Moving to the Q and A, a question was asked about Doyle being the only one who was really being punished for this. Ferentz replied, in part:
I think at this point right now, as Gary alluded to, the moves that have been made have been made, we're prepared to move forward, but that being said, I think we all have a lot of learning to do, and that's number one on the list right now, good communication and also growth and learning. That's paramount for our whole program right now.
Read: Nothing else is going to happen on an external level.
Someone followed up by explicitly asking about Brian Ferentz and Seth Wallace, as there were accusations made against them. Kirk’s response was essentially “We’re going to move forward.”
There was a specific question about allegations made by Akrum Wadley and Kirk responded pretty definitively:
I won't comment on any individuals. I commented on a couple who I spoke with and did not identify who I spoke with on June 6. But it was surprise and also to some degree -- surprise because some of the things were just flat-out not true. Not true. I mean, we have never held back a black card from any player. I'm not a great record keeper. Ben Hensen is meticulous. Never happened.
Barta took the stage once more and then a reporter asked this whopper of a question:
“With regards to Brian, he's a guy that's kind of worked his way up the ladder, probably aspirations to potentially be a head coach sometime. With what you know about him and what you've learned, would he be a guy that you'd be comfortable hiring as a head coach if he keeps progressing the way that he has? Is there anything you've learned that would make that kind of like off the board, off the table?”
Barta responded with:
I certainly have opinions about all of our staff -- it's fine for you to ask, but I'm not comfortable sharing. I've watched Brian grow from being an offensive line coach, I've watched him grow into being an offensive coordinator, and I have appreciated a lot of that growth, but that's probably as far as I'll go right there. But he and I have talked a lot about his future over the years.
Translation: Brian Ferentz is your next head coach! Coach for life!

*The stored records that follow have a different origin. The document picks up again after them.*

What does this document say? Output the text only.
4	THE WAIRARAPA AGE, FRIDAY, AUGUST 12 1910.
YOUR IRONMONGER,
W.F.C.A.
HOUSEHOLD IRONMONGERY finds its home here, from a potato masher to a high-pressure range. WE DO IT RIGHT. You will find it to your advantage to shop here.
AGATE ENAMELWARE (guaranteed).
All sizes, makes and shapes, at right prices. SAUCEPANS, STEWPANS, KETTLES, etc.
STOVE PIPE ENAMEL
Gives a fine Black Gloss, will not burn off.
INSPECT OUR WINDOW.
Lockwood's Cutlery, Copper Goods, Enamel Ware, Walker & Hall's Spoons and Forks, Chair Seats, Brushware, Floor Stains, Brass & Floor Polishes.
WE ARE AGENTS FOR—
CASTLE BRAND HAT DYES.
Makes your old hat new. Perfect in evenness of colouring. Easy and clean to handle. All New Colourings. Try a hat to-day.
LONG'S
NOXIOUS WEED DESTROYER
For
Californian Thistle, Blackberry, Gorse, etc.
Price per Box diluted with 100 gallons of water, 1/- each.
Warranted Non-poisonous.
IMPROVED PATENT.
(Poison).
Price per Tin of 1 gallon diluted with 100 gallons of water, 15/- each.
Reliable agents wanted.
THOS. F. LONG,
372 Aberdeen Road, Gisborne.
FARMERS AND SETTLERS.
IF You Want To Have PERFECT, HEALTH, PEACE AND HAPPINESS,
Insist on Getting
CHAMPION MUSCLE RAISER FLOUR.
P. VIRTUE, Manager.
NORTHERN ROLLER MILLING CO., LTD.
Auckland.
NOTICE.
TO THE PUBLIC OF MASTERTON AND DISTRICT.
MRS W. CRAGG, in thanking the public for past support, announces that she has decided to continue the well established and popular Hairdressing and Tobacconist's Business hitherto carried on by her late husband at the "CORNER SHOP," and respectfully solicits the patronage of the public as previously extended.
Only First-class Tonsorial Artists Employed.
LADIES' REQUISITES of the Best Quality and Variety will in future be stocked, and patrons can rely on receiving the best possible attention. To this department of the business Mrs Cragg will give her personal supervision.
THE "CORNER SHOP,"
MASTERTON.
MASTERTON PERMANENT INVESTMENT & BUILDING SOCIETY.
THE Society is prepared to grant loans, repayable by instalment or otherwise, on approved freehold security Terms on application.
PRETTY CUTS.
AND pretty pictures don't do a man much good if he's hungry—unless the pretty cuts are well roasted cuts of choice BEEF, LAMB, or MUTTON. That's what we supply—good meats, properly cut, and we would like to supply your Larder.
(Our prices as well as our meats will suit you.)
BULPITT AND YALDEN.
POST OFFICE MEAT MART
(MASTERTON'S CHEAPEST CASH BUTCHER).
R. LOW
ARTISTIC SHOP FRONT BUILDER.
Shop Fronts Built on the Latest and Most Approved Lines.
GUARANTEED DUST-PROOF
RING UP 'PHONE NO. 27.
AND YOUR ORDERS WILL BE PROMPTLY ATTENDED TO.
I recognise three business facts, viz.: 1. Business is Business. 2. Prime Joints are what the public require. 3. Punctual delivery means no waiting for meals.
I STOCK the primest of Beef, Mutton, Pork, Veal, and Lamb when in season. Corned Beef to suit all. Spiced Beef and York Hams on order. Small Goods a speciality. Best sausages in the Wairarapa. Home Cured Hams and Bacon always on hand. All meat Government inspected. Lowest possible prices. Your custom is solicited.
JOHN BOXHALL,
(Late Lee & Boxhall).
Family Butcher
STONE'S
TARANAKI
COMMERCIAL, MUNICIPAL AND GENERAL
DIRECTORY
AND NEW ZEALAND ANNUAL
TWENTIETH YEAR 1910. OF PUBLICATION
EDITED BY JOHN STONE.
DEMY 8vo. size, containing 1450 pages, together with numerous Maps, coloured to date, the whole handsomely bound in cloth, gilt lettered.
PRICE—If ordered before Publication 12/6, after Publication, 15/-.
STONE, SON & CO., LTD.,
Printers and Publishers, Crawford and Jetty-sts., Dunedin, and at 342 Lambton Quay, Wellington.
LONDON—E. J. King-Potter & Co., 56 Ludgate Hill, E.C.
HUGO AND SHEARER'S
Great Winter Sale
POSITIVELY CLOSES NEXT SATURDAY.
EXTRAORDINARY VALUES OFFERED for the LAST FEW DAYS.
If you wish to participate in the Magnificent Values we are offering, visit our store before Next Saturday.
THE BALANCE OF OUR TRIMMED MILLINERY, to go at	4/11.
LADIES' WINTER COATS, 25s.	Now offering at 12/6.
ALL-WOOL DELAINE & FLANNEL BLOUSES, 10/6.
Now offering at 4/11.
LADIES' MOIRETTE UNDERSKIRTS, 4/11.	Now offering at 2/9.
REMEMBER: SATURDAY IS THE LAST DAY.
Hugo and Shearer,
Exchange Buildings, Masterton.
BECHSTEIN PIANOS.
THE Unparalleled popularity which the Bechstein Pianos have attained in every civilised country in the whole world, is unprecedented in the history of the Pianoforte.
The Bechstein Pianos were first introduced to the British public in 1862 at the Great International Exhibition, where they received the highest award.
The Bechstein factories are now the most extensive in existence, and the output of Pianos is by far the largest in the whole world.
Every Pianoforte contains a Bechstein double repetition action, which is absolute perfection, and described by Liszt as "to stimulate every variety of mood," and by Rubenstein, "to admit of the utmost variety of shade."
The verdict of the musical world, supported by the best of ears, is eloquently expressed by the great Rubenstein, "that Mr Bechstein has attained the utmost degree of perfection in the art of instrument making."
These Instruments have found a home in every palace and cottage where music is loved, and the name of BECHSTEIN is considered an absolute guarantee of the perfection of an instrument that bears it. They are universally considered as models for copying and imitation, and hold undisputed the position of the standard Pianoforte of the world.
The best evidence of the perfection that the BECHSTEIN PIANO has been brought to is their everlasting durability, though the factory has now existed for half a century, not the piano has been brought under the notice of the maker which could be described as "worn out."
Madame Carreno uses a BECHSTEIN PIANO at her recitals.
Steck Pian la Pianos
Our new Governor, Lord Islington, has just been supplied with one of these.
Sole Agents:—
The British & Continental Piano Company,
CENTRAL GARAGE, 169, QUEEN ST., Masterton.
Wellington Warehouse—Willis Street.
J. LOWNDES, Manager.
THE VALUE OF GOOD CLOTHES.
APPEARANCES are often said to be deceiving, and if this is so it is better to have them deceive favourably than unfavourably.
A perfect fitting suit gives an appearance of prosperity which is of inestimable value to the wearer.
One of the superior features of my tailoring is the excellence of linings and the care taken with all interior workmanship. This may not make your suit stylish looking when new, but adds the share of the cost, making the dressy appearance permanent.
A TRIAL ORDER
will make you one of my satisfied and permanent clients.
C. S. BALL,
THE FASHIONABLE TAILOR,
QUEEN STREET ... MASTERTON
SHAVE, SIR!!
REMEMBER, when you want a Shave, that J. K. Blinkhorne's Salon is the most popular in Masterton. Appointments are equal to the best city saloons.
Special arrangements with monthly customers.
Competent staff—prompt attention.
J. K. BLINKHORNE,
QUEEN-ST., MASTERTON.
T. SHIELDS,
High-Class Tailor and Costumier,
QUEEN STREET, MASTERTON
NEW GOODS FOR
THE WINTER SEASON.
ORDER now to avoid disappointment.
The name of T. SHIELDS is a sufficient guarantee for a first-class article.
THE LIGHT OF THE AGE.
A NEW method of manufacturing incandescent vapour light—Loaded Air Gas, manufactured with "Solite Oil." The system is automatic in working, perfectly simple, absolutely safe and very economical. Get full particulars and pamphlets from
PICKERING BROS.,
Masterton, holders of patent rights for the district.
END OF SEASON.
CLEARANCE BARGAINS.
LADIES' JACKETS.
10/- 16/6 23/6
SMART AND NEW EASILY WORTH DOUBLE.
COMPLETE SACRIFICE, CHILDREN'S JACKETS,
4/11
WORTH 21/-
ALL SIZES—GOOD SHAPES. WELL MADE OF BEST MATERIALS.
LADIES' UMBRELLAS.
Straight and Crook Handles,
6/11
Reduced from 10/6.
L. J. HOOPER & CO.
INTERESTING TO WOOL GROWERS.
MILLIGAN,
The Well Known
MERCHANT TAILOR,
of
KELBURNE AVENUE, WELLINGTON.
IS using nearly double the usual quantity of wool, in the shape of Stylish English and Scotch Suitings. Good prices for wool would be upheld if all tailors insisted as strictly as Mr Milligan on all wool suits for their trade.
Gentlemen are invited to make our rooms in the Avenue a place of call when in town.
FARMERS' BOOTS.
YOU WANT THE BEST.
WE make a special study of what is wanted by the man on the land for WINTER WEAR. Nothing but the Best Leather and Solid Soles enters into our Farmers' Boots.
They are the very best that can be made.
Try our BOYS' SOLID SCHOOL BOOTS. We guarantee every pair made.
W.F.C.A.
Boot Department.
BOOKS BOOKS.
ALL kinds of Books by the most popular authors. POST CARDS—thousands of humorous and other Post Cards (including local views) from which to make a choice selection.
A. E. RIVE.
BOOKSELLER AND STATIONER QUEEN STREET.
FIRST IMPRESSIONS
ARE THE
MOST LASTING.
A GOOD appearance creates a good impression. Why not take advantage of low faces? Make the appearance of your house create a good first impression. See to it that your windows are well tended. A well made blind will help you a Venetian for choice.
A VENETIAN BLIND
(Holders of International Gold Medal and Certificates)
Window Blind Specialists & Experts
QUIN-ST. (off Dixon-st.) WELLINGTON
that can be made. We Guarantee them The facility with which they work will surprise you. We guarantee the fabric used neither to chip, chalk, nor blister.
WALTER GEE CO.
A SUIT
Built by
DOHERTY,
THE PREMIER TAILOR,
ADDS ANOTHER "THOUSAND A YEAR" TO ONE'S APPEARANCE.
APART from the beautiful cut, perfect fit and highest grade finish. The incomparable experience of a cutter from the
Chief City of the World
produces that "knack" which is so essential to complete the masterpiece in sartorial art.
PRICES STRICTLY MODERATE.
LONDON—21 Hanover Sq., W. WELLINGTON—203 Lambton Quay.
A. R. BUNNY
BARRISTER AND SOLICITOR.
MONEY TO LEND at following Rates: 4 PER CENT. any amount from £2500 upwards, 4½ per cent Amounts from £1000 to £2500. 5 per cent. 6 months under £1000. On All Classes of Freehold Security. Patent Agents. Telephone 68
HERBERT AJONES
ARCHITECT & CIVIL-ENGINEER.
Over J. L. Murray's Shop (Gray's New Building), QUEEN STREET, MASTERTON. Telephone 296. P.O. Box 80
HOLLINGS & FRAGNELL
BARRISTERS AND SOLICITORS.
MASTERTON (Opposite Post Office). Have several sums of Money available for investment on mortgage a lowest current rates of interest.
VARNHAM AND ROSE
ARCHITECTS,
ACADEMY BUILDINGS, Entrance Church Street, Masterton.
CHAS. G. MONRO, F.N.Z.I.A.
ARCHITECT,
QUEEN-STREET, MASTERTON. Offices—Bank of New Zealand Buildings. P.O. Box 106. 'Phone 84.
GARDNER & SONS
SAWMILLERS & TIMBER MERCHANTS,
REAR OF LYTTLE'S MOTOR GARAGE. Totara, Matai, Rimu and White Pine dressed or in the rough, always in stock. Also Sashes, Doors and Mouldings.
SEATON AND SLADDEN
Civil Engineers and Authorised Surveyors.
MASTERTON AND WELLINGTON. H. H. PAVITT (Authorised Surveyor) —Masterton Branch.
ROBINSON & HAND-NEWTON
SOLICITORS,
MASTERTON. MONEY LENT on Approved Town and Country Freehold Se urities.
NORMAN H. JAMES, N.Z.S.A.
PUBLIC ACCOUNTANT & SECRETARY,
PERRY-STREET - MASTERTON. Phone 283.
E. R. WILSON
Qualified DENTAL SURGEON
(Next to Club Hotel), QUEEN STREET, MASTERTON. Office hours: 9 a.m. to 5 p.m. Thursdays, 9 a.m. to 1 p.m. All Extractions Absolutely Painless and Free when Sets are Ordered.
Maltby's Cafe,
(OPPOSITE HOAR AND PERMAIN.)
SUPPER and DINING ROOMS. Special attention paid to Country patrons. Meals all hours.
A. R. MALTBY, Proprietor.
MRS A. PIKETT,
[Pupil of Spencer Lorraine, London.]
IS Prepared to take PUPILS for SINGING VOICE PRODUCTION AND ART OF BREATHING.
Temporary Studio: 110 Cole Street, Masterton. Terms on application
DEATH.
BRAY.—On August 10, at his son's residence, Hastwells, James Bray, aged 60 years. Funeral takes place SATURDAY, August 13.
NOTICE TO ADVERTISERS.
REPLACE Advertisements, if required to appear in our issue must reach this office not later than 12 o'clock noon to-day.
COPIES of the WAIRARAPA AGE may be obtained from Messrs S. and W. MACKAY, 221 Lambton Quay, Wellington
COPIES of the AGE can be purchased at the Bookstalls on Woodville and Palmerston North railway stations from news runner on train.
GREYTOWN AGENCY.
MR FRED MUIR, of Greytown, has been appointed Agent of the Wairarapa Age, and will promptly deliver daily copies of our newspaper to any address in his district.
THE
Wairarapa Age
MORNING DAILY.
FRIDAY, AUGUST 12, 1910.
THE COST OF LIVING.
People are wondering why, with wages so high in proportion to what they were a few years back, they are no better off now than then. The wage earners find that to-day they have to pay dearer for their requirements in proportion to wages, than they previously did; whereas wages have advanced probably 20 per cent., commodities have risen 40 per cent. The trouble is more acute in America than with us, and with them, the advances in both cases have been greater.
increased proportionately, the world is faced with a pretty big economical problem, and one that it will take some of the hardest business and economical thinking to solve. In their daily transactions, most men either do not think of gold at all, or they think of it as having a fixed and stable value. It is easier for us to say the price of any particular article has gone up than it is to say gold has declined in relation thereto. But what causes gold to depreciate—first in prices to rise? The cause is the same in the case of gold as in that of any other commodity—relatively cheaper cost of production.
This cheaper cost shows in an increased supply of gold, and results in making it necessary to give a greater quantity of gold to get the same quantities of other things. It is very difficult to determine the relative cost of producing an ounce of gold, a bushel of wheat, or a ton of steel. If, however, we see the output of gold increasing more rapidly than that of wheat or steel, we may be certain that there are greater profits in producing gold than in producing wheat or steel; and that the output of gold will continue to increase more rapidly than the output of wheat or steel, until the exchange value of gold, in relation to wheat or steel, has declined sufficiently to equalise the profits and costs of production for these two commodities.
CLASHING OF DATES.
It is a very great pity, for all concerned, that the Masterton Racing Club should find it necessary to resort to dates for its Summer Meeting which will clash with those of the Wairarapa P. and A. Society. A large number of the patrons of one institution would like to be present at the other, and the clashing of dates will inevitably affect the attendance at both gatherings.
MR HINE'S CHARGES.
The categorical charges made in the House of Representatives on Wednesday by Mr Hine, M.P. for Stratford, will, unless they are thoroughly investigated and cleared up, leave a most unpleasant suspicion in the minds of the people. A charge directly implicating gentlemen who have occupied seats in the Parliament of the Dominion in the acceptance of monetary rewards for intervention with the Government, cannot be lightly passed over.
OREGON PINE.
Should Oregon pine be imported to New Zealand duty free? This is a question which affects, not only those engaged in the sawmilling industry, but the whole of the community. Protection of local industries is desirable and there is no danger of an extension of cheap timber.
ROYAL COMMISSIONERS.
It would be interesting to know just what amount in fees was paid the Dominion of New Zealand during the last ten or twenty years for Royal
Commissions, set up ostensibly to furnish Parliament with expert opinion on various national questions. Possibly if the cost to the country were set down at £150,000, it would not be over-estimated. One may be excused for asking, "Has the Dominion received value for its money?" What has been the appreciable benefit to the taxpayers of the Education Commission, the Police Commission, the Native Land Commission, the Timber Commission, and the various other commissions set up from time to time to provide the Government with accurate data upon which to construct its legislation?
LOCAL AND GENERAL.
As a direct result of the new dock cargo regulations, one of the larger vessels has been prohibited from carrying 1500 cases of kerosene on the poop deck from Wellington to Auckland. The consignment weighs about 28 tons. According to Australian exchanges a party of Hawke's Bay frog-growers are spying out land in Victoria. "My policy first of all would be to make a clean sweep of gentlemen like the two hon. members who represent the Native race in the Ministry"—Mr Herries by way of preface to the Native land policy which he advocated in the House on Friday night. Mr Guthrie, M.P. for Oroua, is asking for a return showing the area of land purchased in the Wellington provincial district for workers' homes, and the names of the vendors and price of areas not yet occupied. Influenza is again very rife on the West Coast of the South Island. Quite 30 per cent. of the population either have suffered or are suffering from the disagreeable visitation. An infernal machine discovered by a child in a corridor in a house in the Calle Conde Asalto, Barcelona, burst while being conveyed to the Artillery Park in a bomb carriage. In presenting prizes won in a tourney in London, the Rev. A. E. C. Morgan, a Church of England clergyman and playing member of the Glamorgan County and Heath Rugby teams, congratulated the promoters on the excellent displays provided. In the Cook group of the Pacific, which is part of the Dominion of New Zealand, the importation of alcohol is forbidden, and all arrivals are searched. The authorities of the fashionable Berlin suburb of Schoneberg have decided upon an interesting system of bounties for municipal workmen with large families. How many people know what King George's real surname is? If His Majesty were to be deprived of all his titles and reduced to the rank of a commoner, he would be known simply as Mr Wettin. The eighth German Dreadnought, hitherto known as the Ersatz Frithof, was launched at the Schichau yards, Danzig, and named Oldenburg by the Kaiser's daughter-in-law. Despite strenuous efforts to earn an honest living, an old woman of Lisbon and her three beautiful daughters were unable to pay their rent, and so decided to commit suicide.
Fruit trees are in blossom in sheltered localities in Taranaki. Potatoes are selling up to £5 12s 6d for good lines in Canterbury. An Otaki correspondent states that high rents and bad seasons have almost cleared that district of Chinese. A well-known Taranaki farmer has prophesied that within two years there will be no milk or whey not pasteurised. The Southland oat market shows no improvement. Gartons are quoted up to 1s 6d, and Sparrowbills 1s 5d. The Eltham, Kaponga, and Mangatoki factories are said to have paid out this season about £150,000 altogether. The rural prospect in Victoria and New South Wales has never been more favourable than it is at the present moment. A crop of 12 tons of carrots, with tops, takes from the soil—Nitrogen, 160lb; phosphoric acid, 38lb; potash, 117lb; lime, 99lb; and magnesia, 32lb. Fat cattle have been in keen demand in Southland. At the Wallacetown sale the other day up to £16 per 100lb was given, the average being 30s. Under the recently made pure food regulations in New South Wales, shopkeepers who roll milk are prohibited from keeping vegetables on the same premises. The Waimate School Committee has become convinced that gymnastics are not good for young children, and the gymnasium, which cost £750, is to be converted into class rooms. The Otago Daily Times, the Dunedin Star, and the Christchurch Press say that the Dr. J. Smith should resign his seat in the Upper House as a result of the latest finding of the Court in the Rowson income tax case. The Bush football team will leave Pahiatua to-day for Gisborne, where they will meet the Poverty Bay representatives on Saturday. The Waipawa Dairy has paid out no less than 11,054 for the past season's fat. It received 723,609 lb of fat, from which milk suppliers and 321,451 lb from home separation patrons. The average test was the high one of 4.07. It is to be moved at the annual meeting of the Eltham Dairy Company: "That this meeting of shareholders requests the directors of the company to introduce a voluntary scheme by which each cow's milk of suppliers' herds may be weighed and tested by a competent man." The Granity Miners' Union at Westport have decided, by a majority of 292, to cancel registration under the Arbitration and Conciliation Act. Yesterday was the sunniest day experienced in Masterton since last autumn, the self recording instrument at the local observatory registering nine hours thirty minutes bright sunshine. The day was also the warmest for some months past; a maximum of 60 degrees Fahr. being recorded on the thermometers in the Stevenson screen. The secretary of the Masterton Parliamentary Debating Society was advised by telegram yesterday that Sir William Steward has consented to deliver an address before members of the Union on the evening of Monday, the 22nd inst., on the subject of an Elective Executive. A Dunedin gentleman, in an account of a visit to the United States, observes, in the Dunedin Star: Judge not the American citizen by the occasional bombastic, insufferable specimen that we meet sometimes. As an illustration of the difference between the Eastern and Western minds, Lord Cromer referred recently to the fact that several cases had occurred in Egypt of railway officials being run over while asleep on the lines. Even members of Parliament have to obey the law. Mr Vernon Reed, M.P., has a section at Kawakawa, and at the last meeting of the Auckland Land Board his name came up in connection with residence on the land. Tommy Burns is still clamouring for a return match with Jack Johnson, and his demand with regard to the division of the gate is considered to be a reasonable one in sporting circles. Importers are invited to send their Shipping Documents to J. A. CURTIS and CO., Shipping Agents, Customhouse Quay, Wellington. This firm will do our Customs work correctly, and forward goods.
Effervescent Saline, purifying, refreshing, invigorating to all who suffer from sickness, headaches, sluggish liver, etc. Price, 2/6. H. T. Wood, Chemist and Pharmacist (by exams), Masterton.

In all, there wasn’t a lot of actual “news” from this press conference. It was instead an acknowledgement of the problems that the program faced (and is facing), a statement that no one else is going to be publicly disciplined and that Kirk Ferentz is your head coach, Brian Ferentz is your offensive coordinator and Seth Wallace is your linebacker coach. The football program, the athletic program, Kirk Ferentz, Gary Barta and countless other well-paid individuals in Iowa City need to be more cognizant of the well-being of their student athletes and create a better environment for them to thrive. Many of them have said they’re committed to creating a better culture within the program (and department) but the proof is in the pudding. Time will only tell if the actions of those in charge will heal the wounds of the bad actors in the past.